Odlaug is an expert and researcher who studies Impulsive, Compulsive and Addiction Disorders at the University of Minnesota. "You tend not to see the consequences behind it. It's all of the positive and very little of the negative."

And while a shopping addiction is not compiled or defined in the Diagnostic and Statistical Manual of Mental Disorders, many people struggle with it. 

"If you look at the general population, what studies have shown is there is a big range of prevalence," Odlaug said. "It ranges anywhere from 2% to 16% of the population would meet criteria for an addictive shopping addiction."

When emails are specifically designed to make you do one thing - to click - it's hard for even those outside of the bracket.

"When you are constantly triggered by these emails and messages about this deal only happens today - retailers are quite smart, in sending these emails and producing these triggers in getting you to click," Odlaug said. "It can be extremely difficult for people to point and click to make those purchases."

It's also tough because the "deals" are sold as "deals," when it's not technically.

"On a regular day, if something is discounted from 500 dollars to 400 dollars, you didn't save a 100 dollars, you spent 400 dollars," Odlaug said. "The important framework is that you're spending that money. You're not saving money."

And while there are no treatments for this kind of addiction, there are helpful therapeutic methods.

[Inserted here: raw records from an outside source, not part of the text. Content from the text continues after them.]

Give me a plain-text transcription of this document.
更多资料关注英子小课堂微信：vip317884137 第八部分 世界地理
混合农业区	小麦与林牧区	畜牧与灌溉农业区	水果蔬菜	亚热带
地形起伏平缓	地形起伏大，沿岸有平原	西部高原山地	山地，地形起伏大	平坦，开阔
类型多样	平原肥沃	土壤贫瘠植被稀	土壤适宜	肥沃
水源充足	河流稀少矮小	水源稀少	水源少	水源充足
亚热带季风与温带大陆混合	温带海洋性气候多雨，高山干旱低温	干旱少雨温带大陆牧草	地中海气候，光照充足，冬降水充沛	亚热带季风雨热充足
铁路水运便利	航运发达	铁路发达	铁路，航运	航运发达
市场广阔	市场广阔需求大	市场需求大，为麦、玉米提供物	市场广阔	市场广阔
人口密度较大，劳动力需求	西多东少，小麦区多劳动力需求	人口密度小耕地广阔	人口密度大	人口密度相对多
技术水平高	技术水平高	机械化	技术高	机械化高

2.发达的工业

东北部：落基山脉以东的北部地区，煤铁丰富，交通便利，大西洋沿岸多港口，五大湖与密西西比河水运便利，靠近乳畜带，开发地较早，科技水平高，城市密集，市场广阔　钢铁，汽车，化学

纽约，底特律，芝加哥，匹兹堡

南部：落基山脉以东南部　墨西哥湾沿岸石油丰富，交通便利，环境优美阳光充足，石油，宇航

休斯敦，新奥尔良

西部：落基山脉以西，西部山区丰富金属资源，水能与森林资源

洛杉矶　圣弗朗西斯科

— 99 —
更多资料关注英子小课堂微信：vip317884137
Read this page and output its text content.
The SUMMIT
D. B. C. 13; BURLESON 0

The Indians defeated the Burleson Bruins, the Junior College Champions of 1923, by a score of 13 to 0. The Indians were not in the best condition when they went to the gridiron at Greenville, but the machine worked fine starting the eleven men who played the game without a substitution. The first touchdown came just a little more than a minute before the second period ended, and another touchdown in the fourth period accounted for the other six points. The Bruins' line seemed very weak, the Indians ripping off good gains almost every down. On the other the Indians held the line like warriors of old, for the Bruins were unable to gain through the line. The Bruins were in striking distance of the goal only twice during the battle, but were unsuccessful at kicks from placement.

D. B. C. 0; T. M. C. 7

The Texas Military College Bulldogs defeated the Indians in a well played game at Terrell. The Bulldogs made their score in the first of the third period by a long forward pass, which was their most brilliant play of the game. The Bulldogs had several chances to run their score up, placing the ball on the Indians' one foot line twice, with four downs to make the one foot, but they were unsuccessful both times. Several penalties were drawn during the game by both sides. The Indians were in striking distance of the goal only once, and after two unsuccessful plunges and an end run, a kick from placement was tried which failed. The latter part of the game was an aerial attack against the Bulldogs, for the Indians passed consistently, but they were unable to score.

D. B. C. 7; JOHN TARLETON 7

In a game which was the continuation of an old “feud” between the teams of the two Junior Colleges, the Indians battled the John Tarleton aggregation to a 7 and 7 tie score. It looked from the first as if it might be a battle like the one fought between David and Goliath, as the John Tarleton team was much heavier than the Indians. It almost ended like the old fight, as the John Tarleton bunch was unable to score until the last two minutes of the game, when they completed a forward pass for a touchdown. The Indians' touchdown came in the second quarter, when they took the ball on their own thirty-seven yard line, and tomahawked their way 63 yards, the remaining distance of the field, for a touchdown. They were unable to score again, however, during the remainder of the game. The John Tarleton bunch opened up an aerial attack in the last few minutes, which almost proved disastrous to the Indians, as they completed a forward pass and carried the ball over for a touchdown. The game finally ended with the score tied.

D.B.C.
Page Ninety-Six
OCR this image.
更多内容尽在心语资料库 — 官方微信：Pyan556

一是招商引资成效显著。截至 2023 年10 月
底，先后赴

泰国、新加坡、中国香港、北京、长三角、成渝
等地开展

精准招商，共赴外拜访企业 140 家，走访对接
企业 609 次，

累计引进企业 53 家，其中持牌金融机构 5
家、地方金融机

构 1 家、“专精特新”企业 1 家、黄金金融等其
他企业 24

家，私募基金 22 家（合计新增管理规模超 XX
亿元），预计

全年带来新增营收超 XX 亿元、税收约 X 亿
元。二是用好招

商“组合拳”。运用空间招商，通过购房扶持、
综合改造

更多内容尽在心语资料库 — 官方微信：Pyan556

"They need confidants, they need people they can rely on, they can trust with sharing their budgets and sharing how much capacity they have to spend, and what they can spend their money on," he said.

To have a productive conversation that is kind and empathetic, Odlaug suggested starting with gratitude. 

"To thank them for sharing that piece, it's difficult for anyone to admit they're struggling with something," he said. "That applies to most areas of mental health."

"Helping them with creating a solid budget if they don't have the means to access medical care," he continued. "Finding those means to make sure the behavior is under control and feel a sense of control over their life again."